07 april 2018

Zandbanken

Het is de week van. Iets is in voorbereiding. Het maakt je lichtjes rusteloos.

Een vrije dag. Tijd om door te werken. Alsof je telkens puzzelstukjes kunt toevoegen aan de tekst. Langzaam begint die te groeien, tussen je vingers.

En nog een bezoek aan een jarig meisje. (Weer een basketbal!) Ze wordt zo groot…

Anderen, zoals waarschijnlijk heel wat kleine meisjes en jongens, zouden het wel fijn vinden om enkele dagen alleen maar wit brood te mogen eten en geen groenten te moeten eten. Vaststelling: jij bent geen klein jongetje meer. Wat dit betreft.

Je stukje verschijnt. Iets over kinderen. (De reacties zullen je overweldigen.)

Je staat opleiding te geven. Je gaf die module al zo vaak, maar de antwoorden blijven je verrassen.

Nog wat puzzelwerk met woorden. En bolletjes, tussen de woorden.

Bij de dokter heb je het over het andere onderzoek, dat ook nog moet komen. Het hoort bij de lente, elk jaar weer.

Een andere dag. De opleiding dit keer in het andere gebouw. Je legt de oefening uit. Zij komen naar voor om te vertellen wat ze bedacht hebben. Je ziet een van hen vertellen, en ze ontroert je. Ze is een rots, denk je.

Thuis. De voorbereidingen van de volgende dag kunnen beginnen. Het lijf moet leeg, basically.

Het gaat moeizaam, dit keer.

Ergens in de avond. Een moment als een zandbank in de tijd. Ineens zie je iets. Iets over verwarring, iets over troost die er niet is. Misschien moet je iets loslaten. Misschien is er geen andere weg dan deze.

Je lichaam is koud vanbinnen.

Een rusteloze nacht. (Je ziet veel mensen in je hoofd.)

De zee blijft altijd bij je. Dat hoor je.

Die ochtend heel vroeg, het tweede deel. Weer gaat het een beetje fout.

Het is wat het is.

Je wandelt naar de bushalte. De bus brengt je naar het ziekenhuis. Je wacht in de hal, tot je nummertje verschijnt.

In de wachtzaal. Een man komt je al onmiddellijk roepen. Je mag je klaarmaken, op dat speciale bed gaan liggen. Je spullen onderaan in de witte bak. Wat je ook doet, het bed is veel te kort voor jou.

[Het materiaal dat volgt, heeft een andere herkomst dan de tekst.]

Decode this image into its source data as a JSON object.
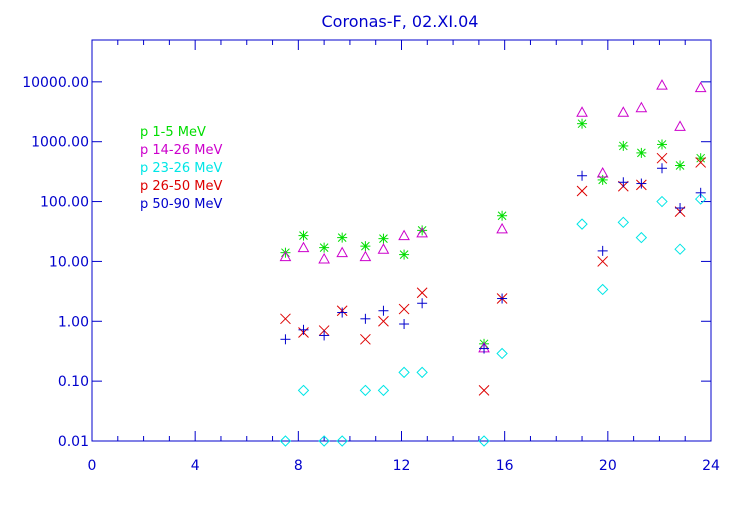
{
  "chart_data": {
    "type": "scatter",
    "title": "Coronas-F, 02.XI.04",
    "xlabel": "",
    "ylabel": "",
    "xlim": [
      0,
      24
    ],
    "ylim": [
      0.01,
      50000
    ],
    "yscale": "log",
    "grid": false,
    "legend_position": "top-left",
    "x_ticks": [
      {
        "value": 0,
        "label": "0"
      },
      {
        "value": 4,
        "label": "4"
      },
      {
        "value": 8,
        "label": "8"
      },
      {
        "value": 12,
        "label": "12"
      },
      {
        "value": 16,
        "label": "16"
      },
      {
        "value": 20,
        "label": "20"
      },
      {
        "value": 24,
        "label": "24"
      }
    ],
    "y_ticks": [
      {
        "value": 0.01,
        "label": "0.01"
      },
      {
        "value": 0.1,
        "label": "0.10"
      },
      {
        "value": 1,
        "label": "1.00"
      },
      {
        "value": 10,
        "label": "10.00"
      },
      {
        "value": 100,
        "label": "100.00"
      },
      {
        "value": 1000,
        "label": "1000.00"
      },
      {
        "value": 10000,
        "label": "10000.00"
      }
    ],
    "axis_color": "#0000cc",
    "series": [
      {
        "name": "p 1-5 MeV",
        "color": "#00dd00",
        "marker": "asterisk",
        "points": [
          [
            7.5,
            14
          ],
          [
            8.2,
            27
          ],
          [
            9.0,
            17
          ],
          [
            9.7,
            25
          ],
          [
            10.6,
            18
          ],
          [
            11.3,
            24
          ],
          [
            12.1,
            13
          ],
          [
            12.8,
            33
          ],
          [
            15.2,
            0.42
          ],
          [
            15.9,
            58
          ],
          [
            19.0,
            2000
          ],
          [
            19.8,
            230
          ],
          [
            20.6,
            850
          ],
          [
            21.3,
            650
          ],
          [
            22.1,
            900
          ],
          [
            22.8,
            400
          ],
          [
            23.6,
            530
          ]
        ]
      },
      {
        "name": "p 14-26 MeV",
        "color": "#cc00cc",
        "marker": "triangle",
        "points": [
          [
            7.5,
            12
          ],
          [
            8.2,
            17
          ],
          [
            9.0,
            11
          ],
          [
            9.7,
            14
          ],
          [
            10.6,
            12
          ],
          [
            11.3,
            16
          ],
          [
            12.1,
            27
          ],
          [
            12.8,
            30
          ],
          [
            15.2,
            0.36
          ],
          [
            15.9,
            35
          ],
          [
            19.0,
            3100
          ],
          [
            19.8,
            300
          ],
          [
            20.6,
            3100
          ],
          [
            21.3,
            3700
          ],
          [
            22.1,
            8800
          ],
          [
            22.8,
            1800
          ],
          [
            23.6,
            8000
          ]
        ]
      },
      {
        "name": "p 23-26 MeV",
        "color": "#00e6e6",
        "marker": "diamond",
        "points": [
          [
            7.5,
            0.01
          ],
          [
            8.2,
            0.07
          ],
          [
            9.0,
            0.01
          ],
          [
            9.7,
            0.01
          ],
          [
            10.6,
            0.07
          ],
          [
            11.3,
            0.07
          ],
          [
            12.1,
            0.14
          ],
          [
            12.8,
            0.14
          ],
          [
            15.2,
            0.01
          ],
          [
            15.9,
            0.29
          ],
          [
            19.0,
            42
          ],
          [
            19.8,
            3.4
          ],
          [
            20.6,
            45
          ],
          [
            21.3,
            25
          ],
          [
            22.1,
            100
          ],
          [
            22.8,
            16
          ],
          [
            23.6,
            110
          ]
        ]
      },
      {
        "name": "p 26-50 MeV",
        "color": "#dd0000",
        "marker": "cross",
        "points": [
          [
            7.5,
            1.1
          ],
          [
            8.2,
            0.65
          ],
          [
            9.0,
            0.7
          ],
          [
            9.7,
            1.5
          ],
          [
            10.6,
            0.5
          ],
          [
            11.3,
            1.0
          ],
          [
            12.1,
            1.6
          ],
          [
            12.8,
            3.0
          ],
          [
            15.2,
            0.07
          ],
          [
            15.9,
            2.4
          ],
          [
            19.0,
            150
          ],
          [
            19.8,
            10
          ],
          [
            20.6,
            180
          ],
          [
            21.3,
            190
          ],
          [
            22.1,
            530
          ],
          [
            22.8,
            68
          ],
          [
            23.6,
            450
          ]
        ]
      },
      {
        "name": "p 50-90 MeV",
        "color": "#0000cc",
        "marker": "plus",
        "points": [
          [
            7.5,
            0.5
          ],
          [
            8.2,
            0.72
          ],
          [
            9.0,
            0.58
          ],
          [
            9.7,
            1.4
          ],
          [
            10.6,
            1.1
          ],
          [
            11.3,
            1.5
          ],
          [
            12.1,
            0.9
          ],
          [
            12.8,
            2.0
          ],
          [
            15.2,
            0.35
          ],
          [
            15.9,
            2.4
          ],
          [
            19.0,
            270
          ],
          [
            19.8,
            15
          ],
          [
            20.6,
            210
          ],
          [
            21.3,
            200
          ],
          [
            22.1,
            360
          ],
          [
            22.8,
            78
          ],
          [
            23.6,
            140
          ]
        ]
      }
    ]
  }
}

Het onderzoek gaat beginnen. De twee mannen die het uitvoeren zijn heel vriendelijk. Ze laten je half wakker, ergens in die tussenzone. Je kunt alles zien op het scherm. Je ziet wat ze weghalen. Je vraagt wat ze doen.

Het is weer voorbij. Eigenlijk is het goed nieuws, denk je. Je zult het pas echt weten binnen twee weken.

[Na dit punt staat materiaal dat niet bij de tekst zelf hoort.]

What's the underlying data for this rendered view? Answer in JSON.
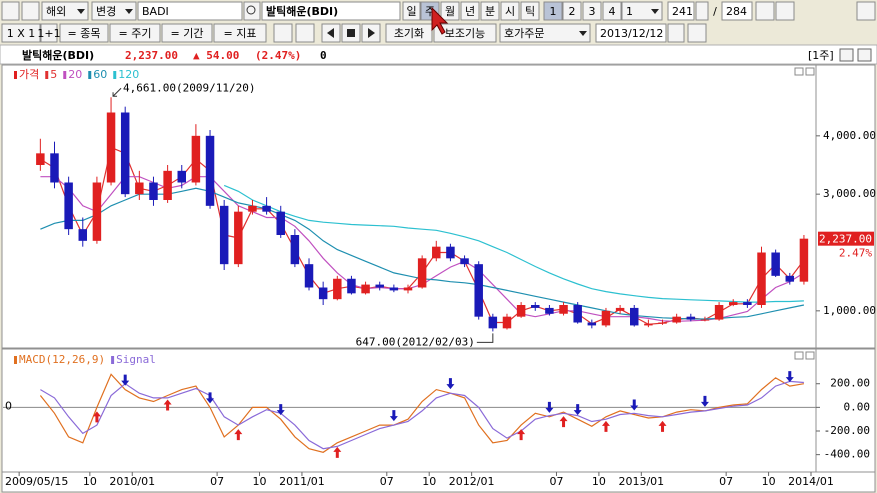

Die ochtend al had je bedacht wat je zou willen eten zodra je weer thuis zou zijn. Je denkt eraan terwijl je weer in de bus zit.

Het smaakt lichtjes overweldigend.

Het is alsof je lichaam langzaam terugkomt van iets, alsof het zichzelf terug zou kunnen vinden, een beetje. (Voor het afvallen waren de wittebrooddagen ook wel goed, zo was gebleken.)

En die avond knipt iemand je haar. Ze maakt je heel erg gelukkig, zoals altijd. En de limonade smaakt geweldig.

De nacht is rustiger. Iets kan terug gaan liggen.

Die ochtend op de markt. Er liggen zwarte tomaten. Ze zijn een goed idee voor nu.

De mevrouw die je op het werk aan de telefoon krijgt is blijkbaar zo eentalig Frans dat ze zelfs jouw Frans niet verstaat. (Terwijl ze verondersteld wordt even minstens tweetalig te zijn als jij.)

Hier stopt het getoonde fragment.